On the topic of maintaining longevity despite heavy mileage, Bernard Hopkins has credentials.
And when it comes to the Philadelphia Eagles, he also carries some serious bona fides.
So maybe folks ought to consider Hopkins’ opinion on his dear team’s decision to trade running back LeSean McCoy to the Buffalo Bills for linebacker Kiko Alonso.
“Oh, I’m pissed,” Hopkins said Wednesday.
At 50, Hopkins still is boxing.
Remember when George Foreman stunned the planet by winning the heavyweight title at 44? Hopkins won his most recent world championship a year ago at 49. He lost his IBF light heavyweight belt five months ago, but hung around to the final bell with an undefeated fighter 18 years his junior.
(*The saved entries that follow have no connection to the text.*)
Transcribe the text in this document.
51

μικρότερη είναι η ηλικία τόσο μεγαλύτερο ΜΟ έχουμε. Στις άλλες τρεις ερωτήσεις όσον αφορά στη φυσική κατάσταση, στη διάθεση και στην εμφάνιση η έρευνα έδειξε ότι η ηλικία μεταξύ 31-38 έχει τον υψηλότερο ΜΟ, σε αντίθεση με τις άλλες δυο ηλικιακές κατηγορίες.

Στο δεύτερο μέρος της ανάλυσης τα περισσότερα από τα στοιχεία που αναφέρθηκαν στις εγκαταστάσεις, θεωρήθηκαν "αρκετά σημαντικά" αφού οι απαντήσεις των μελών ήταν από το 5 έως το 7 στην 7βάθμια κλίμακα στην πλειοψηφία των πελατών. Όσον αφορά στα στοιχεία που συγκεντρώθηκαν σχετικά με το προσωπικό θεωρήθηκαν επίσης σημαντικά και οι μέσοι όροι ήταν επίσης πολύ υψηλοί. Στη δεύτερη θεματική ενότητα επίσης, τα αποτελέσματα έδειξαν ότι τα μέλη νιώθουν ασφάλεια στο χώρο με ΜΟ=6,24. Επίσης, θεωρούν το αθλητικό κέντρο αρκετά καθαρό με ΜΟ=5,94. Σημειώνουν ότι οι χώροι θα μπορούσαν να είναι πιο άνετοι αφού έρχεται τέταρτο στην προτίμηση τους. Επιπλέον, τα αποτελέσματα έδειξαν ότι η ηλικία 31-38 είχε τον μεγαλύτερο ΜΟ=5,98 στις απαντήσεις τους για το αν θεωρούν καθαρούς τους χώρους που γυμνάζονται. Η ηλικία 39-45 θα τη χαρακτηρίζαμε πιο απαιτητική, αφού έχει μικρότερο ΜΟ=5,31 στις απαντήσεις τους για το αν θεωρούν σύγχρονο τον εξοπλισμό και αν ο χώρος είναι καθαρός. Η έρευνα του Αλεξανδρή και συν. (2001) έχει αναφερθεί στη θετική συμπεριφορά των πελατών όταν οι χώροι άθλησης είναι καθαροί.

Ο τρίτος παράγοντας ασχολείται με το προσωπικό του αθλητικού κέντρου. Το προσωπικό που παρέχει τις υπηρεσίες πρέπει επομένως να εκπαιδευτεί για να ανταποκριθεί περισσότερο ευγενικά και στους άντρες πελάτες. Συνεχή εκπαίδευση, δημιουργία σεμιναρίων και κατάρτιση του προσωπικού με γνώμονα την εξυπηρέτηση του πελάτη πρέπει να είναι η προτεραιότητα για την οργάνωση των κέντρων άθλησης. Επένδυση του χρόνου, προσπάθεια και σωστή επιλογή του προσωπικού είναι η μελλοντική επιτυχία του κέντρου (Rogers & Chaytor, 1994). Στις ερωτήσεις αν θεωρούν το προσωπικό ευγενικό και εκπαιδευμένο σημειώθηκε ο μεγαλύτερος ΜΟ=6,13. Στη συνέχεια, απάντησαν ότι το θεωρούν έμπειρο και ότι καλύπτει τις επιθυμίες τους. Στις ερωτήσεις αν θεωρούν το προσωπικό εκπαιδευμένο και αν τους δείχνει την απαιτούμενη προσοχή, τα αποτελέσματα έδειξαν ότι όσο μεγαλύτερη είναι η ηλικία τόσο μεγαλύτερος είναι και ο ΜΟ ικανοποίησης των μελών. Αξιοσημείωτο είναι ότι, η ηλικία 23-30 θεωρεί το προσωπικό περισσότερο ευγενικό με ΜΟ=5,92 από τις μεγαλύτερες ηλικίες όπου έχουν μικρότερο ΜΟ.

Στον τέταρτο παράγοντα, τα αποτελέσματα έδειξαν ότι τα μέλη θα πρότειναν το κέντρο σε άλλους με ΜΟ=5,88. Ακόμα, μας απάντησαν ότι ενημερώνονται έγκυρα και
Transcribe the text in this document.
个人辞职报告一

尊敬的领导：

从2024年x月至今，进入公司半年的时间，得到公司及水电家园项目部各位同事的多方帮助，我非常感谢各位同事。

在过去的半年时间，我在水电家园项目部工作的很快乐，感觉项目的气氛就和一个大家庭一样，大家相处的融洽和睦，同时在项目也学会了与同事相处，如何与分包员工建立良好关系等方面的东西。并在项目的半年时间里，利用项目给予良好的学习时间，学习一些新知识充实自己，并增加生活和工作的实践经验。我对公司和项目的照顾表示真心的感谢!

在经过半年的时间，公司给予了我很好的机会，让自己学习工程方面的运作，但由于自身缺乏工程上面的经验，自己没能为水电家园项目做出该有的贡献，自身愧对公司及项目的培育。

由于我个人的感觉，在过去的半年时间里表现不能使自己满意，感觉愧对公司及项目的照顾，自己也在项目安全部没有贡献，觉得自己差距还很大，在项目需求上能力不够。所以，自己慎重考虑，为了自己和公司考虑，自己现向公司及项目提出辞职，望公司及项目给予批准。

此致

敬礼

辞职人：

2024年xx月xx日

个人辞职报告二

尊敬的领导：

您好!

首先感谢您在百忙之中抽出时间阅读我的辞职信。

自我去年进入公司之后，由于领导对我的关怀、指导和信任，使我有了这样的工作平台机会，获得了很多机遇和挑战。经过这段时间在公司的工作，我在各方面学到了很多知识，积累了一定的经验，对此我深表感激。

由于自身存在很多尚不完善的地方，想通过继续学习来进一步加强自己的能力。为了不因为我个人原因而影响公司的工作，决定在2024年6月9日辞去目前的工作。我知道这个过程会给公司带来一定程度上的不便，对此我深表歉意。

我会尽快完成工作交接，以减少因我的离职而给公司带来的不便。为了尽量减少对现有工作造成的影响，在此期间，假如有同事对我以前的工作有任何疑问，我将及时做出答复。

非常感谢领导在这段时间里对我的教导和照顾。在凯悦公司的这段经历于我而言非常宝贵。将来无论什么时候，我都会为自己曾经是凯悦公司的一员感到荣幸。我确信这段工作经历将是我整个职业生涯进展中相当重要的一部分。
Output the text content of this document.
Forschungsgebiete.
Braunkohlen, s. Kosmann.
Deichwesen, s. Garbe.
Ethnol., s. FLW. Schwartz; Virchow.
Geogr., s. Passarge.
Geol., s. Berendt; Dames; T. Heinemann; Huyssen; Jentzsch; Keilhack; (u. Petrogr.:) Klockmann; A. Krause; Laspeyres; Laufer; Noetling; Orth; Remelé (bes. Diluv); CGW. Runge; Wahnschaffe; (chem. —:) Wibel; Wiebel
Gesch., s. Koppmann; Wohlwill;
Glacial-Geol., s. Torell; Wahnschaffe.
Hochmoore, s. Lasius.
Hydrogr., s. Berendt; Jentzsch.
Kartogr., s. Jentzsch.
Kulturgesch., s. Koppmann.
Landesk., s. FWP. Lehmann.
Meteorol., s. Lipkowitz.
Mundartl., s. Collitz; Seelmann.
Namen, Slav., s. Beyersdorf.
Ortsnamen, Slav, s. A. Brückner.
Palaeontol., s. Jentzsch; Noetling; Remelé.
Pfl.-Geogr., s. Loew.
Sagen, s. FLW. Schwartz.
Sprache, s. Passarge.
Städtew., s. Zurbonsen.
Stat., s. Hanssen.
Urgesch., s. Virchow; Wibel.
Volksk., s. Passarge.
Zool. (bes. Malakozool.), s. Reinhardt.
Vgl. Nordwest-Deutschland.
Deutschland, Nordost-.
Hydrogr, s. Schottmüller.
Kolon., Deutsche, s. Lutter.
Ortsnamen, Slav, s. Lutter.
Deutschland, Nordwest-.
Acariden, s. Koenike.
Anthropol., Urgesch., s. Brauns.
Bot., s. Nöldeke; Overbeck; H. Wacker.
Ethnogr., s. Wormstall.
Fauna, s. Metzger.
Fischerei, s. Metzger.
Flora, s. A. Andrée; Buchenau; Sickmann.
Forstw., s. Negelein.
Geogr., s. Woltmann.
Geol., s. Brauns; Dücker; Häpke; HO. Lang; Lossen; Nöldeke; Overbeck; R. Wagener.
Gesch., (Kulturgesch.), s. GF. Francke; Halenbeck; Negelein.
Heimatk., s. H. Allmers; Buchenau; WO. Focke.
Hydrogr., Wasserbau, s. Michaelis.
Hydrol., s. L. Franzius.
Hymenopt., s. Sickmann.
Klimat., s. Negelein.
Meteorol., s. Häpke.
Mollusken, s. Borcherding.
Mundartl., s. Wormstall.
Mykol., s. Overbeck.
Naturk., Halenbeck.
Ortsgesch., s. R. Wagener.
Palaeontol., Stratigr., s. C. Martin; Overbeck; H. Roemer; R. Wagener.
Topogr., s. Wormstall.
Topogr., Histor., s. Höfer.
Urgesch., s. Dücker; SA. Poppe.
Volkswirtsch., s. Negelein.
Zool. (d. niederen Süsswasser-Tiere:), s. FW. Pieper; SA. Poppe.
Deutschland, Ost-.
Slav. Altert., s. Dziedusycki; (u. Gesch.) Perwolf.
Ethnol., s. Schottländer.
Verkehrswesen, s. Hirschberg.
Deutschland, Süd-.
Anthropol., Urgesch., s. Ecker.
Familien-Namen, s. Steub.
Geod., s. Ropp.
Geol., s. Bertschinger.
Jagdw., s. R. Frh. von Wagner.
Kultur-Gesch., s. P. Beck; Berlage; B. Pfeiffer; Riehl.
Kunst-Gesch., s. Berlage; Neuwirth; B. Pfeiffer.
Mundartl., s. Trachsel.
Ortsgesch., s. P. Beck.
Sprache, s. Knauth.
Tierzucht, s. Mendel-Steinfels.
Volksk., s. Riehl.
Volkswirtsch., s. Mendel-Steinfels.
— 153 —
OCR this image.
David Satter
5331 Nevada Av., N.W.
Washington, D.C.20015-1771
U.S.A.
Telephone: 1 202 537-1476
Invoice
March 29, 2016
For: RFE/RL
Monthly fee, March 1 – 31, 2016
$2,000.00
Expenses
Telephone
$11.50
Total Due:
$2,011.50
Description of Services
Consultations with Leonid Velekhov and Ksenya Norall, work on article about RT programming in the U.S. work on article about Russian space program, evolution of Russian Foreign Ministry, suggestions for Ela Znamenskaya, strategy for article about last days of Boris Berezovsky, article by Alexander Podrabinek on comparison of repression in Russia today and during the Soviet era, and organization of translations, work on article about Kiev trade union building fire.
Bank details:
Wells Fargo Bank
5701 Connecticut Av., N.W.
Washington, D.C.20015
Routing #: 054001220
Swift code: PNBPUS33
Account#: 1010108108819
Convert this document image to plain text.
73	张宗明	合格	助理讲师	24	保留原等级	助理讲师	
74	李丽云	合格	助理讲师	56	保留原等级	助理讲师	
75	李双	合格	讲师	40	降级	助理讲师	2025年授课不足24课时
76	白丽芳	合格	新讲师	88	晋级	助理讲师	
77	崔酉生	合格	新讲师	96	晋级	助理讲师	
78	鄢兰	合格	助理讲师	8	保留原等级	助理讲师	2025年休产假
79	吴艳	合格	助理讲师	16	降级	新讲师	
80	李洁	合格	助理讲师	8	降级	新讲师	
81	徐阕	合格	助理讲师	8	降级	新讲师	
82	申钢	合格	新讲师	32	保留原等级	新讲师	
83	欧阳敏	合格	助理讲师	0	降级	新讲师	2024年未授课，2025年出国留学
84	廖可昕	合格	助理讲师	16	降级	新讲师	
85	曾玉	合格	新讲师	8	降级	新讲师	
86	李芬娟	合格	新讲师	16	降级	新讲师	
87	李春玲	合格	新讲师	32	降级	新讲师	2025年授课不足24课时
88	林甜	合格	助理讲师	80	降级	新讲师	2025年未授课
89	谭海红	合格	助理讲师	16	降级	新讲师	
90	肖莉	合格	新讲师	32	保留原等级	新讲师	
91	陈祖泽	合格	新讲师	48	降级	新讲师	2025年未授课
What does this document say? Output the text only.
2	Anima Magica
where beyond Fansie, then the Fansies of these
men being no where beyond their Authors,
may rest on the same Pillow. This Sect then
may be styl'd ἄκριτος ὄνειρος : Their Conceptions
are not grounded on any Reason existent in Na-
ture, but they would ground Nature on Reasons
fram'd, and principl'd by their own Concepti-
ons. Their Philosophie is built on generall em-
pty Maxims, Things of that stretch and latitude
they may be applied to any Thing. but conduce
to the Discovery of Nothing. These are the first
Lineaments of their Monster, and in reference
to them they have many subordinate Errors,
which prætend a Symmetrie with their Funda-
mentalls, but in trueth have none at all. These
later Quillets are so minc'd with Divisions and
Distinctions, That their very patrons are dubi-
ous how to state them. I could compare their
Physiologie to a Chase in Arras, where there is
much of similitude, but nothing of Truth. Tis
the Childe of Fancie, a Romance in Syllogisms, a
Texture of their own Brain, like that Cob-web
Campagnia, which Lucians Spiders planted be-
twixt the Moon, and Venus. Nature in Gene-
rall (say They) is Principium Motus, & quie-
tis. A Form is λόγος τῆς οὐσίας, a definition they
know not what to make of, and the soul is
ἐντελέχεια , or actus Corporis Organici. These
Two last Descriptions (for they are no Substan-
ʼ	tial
But in all Hopkins’ years, he hasn’t seen anything like the whirlwind of transactions Eagles coach Chip Kelly has orchestrated.
The Eagles this offseason have traded McCoy (their leading rusher), released linebacker Trent Cole, swapped out quarterback Nick Foles for Sam Bradford, added running backs DeMarco Murray and Ryan Mathews, linebacker DeMeco Ryans and “positionmajig” Tim Tebow.
“Kelly makes moves everybody else might be shy to do because they don’t want to be wrong,” Hopkins said, “but you still have to be right.
“This town will make you step your game up.”
Hopkins immediately tweeted his displeasure over the McCoy trade on March 3. He hasn’t cooled down much.
Hopkins suggested the McCoy move would haunt the Eagles, even though the two-time All-Pro – 11 months younger than C.J. Spiller – has many more touches than Fred Jackson, the NFL’s oldest running back.
“The LeSean McCoy move was a major move, a very, very bold move,” Hopkins said. “He’s going to give us problems.
“I think we gave up two, three good pieces. I don’t think you give away key players when they have two, possibly three more years left. A young guy can get hurt, too. We should’ve kept at least two of those pieces to capitalize on the momentum that I believe we had.”
The Eagles went 10-6 last season, finishing second in the NFC East but falling a victory short of the playoffs.